This project is a importer of Discogs XMLs : https://data.discogs.com/ into Elasticsearch
Compatible with Elasticsearch 7.0.0 or later
Feel free to fork & upgrade.
This will create an index for each files :
- artists
- masters
- releases
- Run
npm install
- Configure your Elasticsearch configuration in file config/config.json
The original code includes a downloader, but, it appears to be flaky, so I've chosen to make the download process manual.
mkdir downloads
# download files from https://data.discogs.com/?prefix=data/2020/
gunzip *.gz
npm run import -- --d 20201201 --file {artist,release}
Discogs XMLs to Elasticsearch importer
Optional arguments:
-h, --help Show this help message and exit.
-v, --version Show program's version number and exit.
-d DATE, --date DATE Specify a Discogs date file. ex: 20170101
-f {artists,masters,releases,labels}, --file {artists,masters,releases,labels}
Specify a Discogs index to import
Example command :
npm run import -- --d 20170101 -f master
implement labels import :
- Add labels in config.json
- Add mapping in src/elasticsearch/mappings/labels.mapping.json
- Memory leak on Debian 9 while downloading Discogs files.
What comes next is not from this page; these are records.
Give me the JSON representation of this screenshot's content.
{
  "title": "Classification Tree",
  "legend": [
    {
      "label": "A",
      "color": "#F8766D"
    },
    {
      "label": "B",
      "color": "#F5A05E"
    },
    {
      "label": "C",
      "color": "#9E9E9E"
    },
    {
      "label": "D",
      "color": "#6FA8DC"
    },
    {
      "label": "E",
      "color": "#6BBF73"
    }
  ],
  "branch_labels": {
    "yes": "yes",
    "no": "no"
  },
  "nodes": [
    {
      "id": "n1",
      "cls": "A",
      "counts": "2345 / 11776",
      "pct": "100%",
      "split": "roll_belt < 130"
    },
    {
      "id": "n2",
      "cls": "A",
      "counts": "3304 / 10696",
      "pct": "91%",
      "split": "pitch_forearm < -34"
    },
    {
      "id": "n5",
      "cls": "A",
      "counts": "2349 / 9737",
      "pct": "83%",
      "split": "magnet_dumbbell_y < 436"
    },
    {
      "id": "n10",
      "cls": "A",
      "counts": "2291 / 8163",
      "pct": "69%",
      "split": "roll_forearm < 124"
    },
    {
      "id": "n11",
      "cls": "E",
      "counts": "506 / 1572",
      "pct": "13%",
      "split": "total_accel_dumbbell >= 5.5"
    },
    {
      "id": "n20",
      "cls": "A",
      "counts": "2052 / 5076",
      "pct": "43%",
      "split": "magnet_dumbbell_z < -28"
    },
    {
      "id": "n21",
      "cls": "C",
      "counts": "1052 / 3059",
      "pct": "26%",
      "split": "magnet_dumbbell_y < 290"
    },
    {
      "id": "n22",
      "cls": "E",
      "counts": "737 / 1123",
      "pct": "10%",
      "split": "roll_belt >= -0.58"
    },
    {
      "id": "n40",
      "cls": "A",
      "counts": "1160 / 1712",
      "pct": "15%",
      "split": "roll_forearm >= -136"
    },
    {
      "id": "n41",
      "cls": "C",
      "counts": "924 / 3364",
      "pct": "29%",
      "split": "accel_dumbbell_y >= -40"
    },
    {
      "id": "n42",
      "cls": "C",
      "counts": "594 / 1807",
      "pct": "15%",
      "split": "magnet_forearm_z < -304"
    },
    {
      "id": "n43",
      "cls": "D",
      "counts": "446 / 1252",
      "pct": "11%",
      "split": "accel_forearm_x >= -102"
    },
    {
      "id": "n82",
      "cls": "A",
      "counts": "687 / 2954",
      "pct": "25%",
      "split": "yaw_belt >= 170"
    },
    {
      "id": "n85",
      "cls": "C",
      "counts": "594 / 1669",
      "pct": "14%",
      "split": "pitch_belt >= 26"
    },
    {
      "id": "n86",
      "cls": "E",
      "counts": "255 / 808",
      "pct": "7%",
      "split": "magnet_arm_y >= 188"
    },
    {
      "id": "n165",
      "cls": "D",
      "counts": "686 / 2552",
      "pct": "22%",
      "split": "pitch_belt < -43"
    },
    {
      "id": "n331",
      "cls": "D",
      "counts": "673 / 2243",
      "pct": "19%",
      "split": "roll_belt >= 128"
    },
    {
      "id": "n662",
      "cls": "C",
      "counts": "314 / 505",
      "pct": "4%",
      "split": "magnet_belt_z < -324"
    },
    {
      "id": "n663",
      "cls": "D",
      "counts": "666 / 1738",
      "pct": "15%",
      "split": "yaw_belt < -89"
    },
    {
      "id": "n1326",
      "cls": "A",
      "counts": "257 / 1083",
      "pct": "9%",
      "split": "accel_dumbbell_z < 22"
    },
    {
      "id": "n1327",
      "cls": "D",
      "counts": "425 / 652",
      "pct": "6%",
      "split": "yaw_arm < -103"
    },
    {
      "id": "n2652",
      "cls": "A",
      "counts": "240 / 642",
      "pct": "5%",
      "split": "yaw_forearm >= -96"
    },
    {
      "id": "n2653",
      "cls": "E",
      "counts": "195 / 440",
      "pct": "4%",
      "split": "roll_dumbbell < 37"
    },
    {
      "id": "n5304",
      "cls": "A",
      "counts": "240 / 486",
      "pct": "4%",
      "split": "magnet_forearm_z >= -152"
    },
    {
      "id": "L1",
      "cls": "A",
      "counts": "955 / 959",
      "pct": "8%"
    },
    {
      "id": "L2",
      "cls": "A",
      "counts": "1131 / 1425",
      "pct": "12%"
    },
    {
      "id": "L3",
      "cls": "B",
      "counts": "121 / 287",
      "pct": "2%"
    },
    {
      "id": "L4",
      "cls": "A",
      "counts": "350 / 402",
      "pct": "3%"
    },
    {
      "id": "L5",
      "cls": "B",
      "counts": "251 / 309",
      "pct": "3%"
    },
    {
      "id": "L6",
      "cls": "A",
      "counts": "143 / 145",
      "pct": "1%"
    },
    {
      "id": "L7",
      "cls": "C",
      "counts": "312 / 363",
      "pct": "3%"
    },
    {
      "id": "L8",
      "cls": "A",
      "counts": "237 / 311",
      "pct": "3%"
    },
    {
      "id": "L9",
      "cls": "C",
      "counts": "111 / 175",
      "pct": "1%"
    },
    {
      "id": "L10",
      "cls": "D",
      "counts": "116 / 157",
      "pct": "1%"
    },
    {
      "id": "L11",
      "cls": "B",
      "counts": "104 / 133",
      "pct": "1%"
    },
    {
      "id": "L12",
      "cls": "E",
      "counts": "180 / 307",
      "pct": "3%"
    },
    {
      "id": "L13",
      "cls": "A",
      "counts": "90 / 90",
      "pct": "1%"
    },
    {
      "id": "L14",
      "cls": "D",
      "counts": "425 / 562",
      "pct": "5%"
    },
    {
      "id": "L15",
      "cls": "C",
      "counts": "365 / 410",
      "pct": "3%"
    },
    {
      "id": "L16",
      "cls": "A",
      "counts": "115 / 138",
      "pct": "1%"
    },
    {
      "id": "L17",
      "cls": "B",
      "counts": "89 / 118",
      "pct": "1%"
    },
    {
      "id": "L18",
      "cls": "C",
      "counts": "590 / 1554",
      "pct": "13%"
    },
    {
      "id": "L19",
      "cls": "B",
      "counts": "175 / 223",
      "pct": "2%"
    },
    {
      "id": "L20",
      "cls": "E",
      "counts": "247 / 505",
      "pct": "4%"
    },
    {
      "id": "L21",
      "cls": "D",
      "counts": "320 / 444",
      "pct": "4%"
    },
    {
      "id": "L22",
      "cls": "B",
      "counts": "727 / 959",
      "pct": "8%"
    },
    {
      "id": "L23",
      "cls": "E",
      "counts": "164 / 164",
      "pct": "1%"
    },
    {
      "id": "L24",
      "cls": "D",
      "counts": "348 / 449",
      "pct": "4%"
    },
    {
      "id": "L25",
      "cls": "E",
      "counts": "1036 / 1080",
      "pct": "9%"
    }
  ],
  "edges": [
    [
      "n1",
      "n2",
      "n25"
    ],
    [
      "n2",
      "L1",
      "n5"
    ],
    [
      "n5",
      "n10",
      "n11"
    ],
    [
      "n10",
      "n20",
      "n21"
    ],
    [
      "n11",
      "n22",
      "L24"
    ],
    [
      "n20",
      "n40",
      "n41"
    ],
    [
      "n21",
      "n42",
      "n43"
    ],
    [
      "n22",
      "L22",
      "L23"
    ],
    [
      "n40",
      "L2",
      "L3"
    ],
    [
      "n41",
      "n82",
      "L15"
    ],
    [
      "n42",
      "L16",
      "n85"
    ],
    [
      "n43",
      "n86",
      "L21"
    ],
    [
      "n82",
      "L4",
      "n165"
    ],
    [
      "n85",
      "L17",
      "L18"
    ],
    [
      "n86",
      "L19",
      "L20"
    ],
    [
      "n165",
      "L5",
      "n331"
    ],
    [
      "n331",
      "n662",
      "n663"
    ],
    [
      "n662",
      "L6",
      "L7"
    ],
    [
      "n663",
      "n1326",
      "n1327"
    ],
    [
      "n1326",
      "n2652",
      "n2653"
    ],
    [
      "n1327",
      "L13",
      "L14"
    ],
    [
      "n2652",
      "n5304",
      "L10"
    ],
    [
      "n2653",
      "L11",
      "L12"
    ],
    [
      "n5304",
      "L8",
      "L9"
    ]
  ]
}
You can download them manually and run the import command after :
cd downloads
wget https://discogs-data.s3-us-west-2.amazonaws.com/data/2020/discogs_20200901_artists.xml.gz
wget https://discogs-data.s3-us-west-2.amazonaws.com/data/2020/discogs_20200901_masters.xml.gz
wget https://discogs-data.s3-us-west-2.amazonaws.com/data/2020/discogs_20200901_releases.xml.gz
gunzip discogs_20200901_*
cd ..
npm run import -- --d 20200901 -f master